= Che Engku Chesterina =

Indonesian ballerina and Malaysian royal

Che Engku Chesterina (born Chesterina Sim-Zecha in 1943) is a former Indonesian ballerina who became a Malaysian royal after marrying Tunku Tan Sri Abdullah, a prince of Negeri Sembilan and founder of Melewar Group.

Che Engku Chesterina was born into the Lauw-Sim-Zecha family, a prominent Peranakan family of the Cabang Atas or the Chinese gentry of colonial Indonesia. She is descended from Louisa Zecha, an Indo planter of Bohemian descent, by her second marriage to Sim Keng Koen, the first Kapitein der Chinezen of Sukabumi, the Dutch-appointed head of the local Chinese community. She is also a cousin of the hotelier and founder of Aman Resorts, Adrian Zecha.

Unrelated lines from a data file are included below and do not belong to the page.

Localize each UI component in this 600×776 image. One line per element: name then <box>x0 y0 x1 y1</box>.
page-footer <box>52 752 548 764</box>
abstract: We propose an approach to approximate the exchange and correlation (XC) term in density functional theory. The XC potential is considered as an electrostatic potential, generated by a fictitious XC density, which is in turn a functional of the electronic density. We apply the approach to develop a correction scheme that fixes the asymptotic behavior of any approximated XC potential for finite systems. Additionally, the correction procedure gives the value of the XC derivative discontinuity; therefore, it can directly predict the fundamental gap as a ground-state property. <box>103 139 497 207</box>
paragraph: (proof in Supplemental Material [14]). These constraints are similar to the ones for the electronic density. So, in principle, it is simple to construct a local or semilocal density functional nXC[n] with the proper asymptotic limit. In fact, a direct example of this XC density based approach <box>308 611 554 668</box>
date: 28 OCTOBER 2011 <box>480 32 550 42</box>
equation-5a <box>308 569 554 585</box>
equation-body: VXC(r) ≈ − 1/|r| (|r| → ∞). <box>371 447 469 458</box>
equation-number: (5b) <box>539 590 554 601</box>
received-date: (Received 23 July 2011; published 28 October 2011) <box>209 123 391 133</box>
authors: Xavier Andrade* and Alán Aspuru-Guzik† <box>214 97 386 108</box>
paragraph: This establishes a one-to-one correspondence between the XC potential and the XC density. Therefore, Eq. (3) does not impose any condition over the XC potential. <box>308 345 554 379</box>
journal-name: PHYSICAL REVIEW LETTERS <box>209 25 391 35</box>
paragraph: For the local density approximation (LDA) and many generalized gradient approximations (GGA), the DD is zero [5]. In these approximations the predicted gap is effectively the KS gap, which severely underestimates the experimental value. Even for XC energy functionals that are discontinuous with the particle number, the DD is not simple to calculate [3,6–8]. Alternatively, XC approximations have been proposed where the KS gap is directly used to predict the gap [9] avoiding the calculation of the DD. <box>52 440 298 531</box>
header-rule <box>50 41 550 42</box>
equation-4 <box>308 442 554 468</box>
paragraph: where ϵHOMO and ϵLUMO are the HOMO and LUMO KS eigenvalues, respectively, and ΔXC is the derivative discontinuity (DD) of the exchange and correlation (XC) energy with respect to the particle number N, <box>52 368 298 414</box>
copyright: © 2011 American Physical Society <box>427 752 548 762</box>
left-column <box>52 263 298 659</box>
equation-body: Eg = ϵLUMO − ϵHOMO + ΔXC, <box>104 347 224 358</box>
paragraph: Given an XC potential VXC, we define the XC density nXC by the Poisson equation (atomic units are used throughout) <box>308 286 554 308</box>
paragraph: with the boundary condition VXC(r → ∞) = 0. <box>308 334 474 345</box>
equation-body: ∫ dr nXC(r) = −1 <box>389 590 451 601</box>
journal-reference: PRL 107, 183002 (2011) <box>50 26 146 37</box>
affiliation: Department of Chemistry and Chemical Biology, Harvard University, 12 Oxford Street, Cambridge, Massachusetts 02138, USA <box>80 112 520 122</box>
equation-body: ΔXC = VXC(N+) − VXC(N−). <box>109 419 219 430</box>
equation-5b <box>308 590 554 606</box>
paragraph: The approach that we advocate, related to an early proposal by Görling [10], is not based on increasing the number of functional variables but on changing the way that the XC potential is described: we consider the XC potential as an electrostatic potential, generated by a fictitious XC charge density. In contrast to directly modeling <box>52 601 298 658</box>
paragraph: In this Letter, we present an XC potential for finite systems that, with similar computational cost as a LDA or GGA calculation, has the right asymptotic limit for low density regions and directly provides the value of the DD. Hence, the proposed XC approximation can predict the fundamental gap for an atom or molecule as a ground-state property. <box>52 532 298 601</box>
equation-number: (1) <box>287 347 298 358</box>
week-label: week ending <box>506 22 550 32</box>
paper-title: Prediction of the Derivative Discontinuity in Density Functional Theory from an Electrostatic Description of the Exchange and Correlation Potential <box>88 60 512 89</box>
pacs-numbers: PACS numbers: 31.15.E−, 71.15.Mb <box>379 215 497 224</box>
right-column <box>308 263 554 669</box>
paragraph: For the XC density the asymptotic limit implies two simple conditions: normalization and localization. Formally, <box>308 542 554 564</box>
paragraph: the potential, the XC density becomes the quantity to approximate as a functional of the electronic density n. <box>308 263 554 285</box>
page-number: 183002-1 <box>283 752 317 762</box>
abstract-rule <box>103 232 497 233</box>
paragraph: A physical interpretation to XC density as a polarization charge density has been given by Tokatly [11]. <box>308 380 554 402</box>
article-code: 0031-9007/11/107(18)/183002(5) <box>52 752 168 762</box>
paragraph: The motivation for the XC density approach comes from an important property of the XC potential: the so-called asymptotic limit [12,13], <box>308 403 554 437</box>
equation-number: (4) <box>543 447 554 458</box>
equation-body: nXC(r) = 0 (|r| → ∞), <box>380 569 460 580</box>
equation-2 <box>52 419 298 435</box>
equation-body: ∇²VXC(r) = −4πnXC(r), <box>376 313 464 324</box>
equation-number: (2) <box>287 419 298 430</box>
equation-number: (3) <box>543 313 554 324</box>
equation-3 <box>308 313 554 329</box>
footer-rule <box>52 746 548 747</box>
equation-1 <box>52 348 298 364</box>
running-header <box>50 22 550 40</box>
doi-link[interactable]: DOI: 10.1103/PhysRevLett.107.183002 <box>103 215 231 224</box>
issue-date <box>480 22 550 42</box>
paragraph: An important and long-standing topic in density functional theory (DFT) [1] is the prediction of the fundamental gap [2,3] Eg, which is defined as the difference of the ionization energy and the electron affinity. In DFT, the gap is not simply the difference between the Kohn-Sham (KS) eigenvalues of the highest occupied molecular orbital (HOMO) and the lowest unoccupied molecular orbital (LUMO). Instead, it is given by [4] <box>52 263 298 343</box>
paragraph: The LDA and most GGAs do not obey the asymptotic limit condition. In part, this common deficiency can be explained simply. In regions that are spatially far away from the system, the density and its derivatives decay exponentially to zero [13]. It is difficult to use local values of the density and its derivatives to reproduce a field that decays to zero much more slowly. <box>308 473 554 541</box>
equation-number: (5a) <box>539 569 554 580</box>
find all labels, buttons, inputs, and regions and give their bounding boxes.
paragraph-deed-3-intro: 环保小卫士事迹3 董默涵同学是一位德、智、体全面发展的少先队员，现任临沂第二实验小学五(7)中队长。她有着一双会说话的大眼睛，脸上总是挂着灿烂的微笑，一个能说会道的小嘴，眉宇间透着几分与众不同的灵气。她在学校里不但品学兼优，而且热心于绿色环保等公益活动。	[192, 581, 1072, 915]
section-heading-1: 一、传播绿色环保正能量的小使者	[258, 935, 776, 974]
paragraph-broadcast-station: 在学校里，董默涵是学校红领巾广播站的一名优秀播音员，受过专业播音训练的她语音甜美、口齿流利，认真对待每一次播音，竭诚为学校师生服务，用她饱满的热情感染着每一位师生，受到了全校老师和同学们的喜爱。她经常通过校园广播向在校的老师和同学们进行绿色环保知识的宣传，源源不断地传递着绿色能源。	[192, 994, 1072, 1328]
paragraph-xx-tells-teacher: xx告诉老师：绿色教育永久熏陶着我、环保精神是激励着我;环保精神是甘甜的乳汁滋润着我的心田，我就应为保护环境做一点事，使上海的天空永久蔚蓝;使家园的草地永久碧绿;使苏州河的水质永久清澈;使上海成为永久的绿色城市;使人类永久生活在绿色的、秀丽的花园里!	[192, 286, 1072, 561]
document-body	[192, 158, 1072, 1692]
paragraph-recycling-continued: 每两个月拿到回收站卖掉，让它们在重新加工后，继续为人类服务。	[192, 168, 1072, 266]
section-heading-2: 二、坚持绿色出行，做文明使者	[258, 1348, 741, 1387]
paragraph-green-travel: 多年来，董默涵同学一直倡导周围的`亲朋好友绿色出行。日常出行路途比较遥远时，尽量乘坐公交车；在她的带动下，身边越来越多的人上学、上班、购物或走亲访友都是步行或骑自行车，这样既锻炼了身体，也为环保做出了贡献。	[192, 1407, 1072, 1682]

Chesterina Sim-Zecha moved to England to study ballet in 1956 at The Legat School under the tutelage of Madam Nadine Nicolaeva-Legat. While working in Rodgers and Hammerstein's musical, “Flower Drum Song” in London's West End, Sir Peter Wright discovered Chesterina's exceptional talent. She was given the starring role of Odette in Swan Lake at the Festival of Cork. She then joined as one of the pioneer dancers of Stuttgart Ballet in Germany under John Cranko.

Chesterina retired from dancing in 1973 when she married into the royal house of Negeri Sembilan. Upon marriage, she acquired the royal title of Che Engku or princess. She is the Honorary Patron of the Central School of Classical Ballet in Western Australia.